In deze zaak, die diende voor de Rechtbank Overijssel op 2 juni 2015, heeft eiser, vertegenwoordigd door advocaat mr. N.S. Arendsen, een kort geding aangespannen tegen de stichting Univé Rechtsbijstand (SUR), die niet verschenen was. De vordering van eiser betrof de vergoeding van kosten van rechtsbijstand in verband met een hoger beroep tegen een eerdere uitspraak van de rechtbank Arnhem. Eiser vorderde dat SUR de kosten van mr. Arendsen zou vergoeden op basis van een uurtarief van € 200,00 exclusief BTW, en dat SUR schriftelijk zou bevestigen dat zij deze kosten zou vergoeden.
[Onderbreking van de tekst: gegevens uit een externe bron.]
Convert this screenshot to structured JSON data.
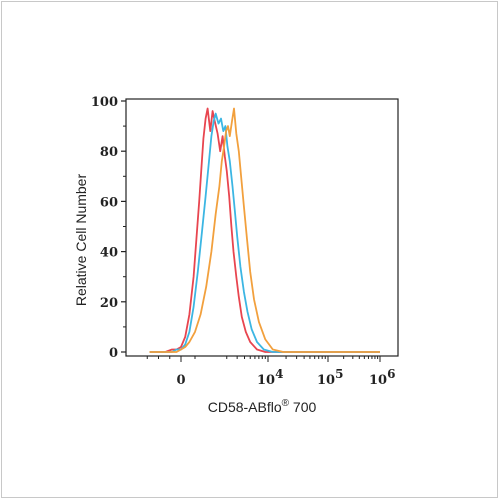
{
  "chart_data": {
    "type": "line",
    "xlabel_main": "CD58-ABflo",
    "xlabel_reg": "®",
    "xlabel_tail": " 700",
    "ylabel": "Relative Cell Number",
    "ylim": [
      0,
      100
    ],
    "y_ticks": [
      "0",
      "20",
      "40",
      "60",
      "80",
      "100"
    ],
    "x_ticks": [
      {
        "base": "0",
        "exp": ""
      },
      {
        "base": "10",
        "exp": "4"
      },
      {
        "base": "10",
        "exp": "5"
      },
      {
        "base": "10",
        "exp": "6"
      }
    ],
    "x_ticks_data": [
      0,
      10000,
      100000,
      1000000
    ],
    "xlim": [
      -2000,
      1500000
    ],
    "grid": false,
    "series": [
      {
        "color": "#e8454f",
        "x": [
          -1400,
          -700,
          -400,
          -200,
          0,
          150,
          300,
          450,
          550,
          650,
          720,
          800,
          880,
          950,
          1050,
          1150,
          1250,
          1400,
          1550,
          1700,
          1850,
          2000,
          2200,
          2400,
          2600,
          2900,
          3200,
          3600,
          4200,
          5000,
          6500,
          9000,
          20000,
          100000,
          1000000
        ],
        "y": [
          0,
          0,
          1,
          1,
          2,
          6,
          15,
          30,
          45,
          60,
          72,
          85,
          93,
          97,
          88,
          96,
          92,
          87,
          80,
          86,
          78,
          72,
          62,
          50,
          40,
          30,
          22,
          14,
          8,
          4,
          1,
          0,
          0,
          0,
          0
        ]
      },
      {
        "color": "#3cb6e3",
        "x": [
          -1400,
          -700,
          -400,
          -200,
          0,
          150,
          300,
          450,
          600,
          750,
          880,
          1000,
          1100,
          1200,
          1300,
          1450,
          1600,
          1750,
          1900,
          2050,
          2250,
          2500,
          2750,
          3000,
          3400,
          3900,
          4500,
          5300,
          6500,
          8500,
          12000,
          100000,
          1000000
        ],
        "y": [
          0,
          0,
          0,
          1,
          1,
          3,
          8,
          18,
          32,
          48,
          62,
          76,
          86,
          92,
          95,
          91,
          93,
          88,
          90,
          82,
          76,
          66,
          56,
          46,
          34,
          24,
          16,
          9,
          4,
          1,
          0,
          0,
          0
        ]
      },
      {
        "color": "#f2a03d",
        "x": [
          -1400,
          -700,
          -400,
          -200,
          0,
          150,
          300,
          500,
          700,
          900,
          1100,
          1300,
          1500,
          1650,
          1800,
          1950,
          2100,
          2250,
          2450,
          2650,
          2900,
          3200,
          3500,
          3900,
          4400,
          5000,
          5800,
          7000,
          9000,
          12000,
          18000,
          100000,
          1000000
        ],
        "y": [
          0,
          0,
          0,
          0,
          1,
          2,
          4,
          8,
          15,
          26,
          40,
          55,
          66,
          76,
          82,
          88,
          90,
          86,
          92,
          97,
          87,
          80,
          70,
          58,
          45,
          32,
          21,
          12,
          5,
          1,
          0,
          0,
          0
        ]
      }
    ]
  }
}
Daarnaast vorderde eiser een bedrag van € 2.000,00 exclusief BTW aan buitengerechtelijke kosten en de proceskosten.
De voorzieningenrechter oordeelde dat SUR niet rechtens was verschenen, omdat zij niet in persoon was verschenen en zich niet had laten vertegenwoordigen door een advocaat. Hierdoor werd verstek verleend tegen SUR. De rechter concludeerde dat de vordering van eiser, voor zover deze betrekking had op de redelijke en gebruikelijke kosten van rechtsbijstand, niet onrechtmatig of ongegrond was en deze werd toegewezen. De vordering tot vergoeding van buitengerechtelijke kosten werd echter afgewezen, omdat deze onvoldoende onderbouwd was.
De proceskosten aan de zijde van eiser werden begroot op € 1.786,19, en SUR werd veroordeeld tot betaling van deze kosten, vermeerderd met wettelijke rente. Het vonnis werd uitvoerbaar bij voorraad verklaard, en het meer of anders gevorderde werd afgewezen. Dit vonnis is openbaar uitgesproken door mr. A.A.A.M. Schreuder.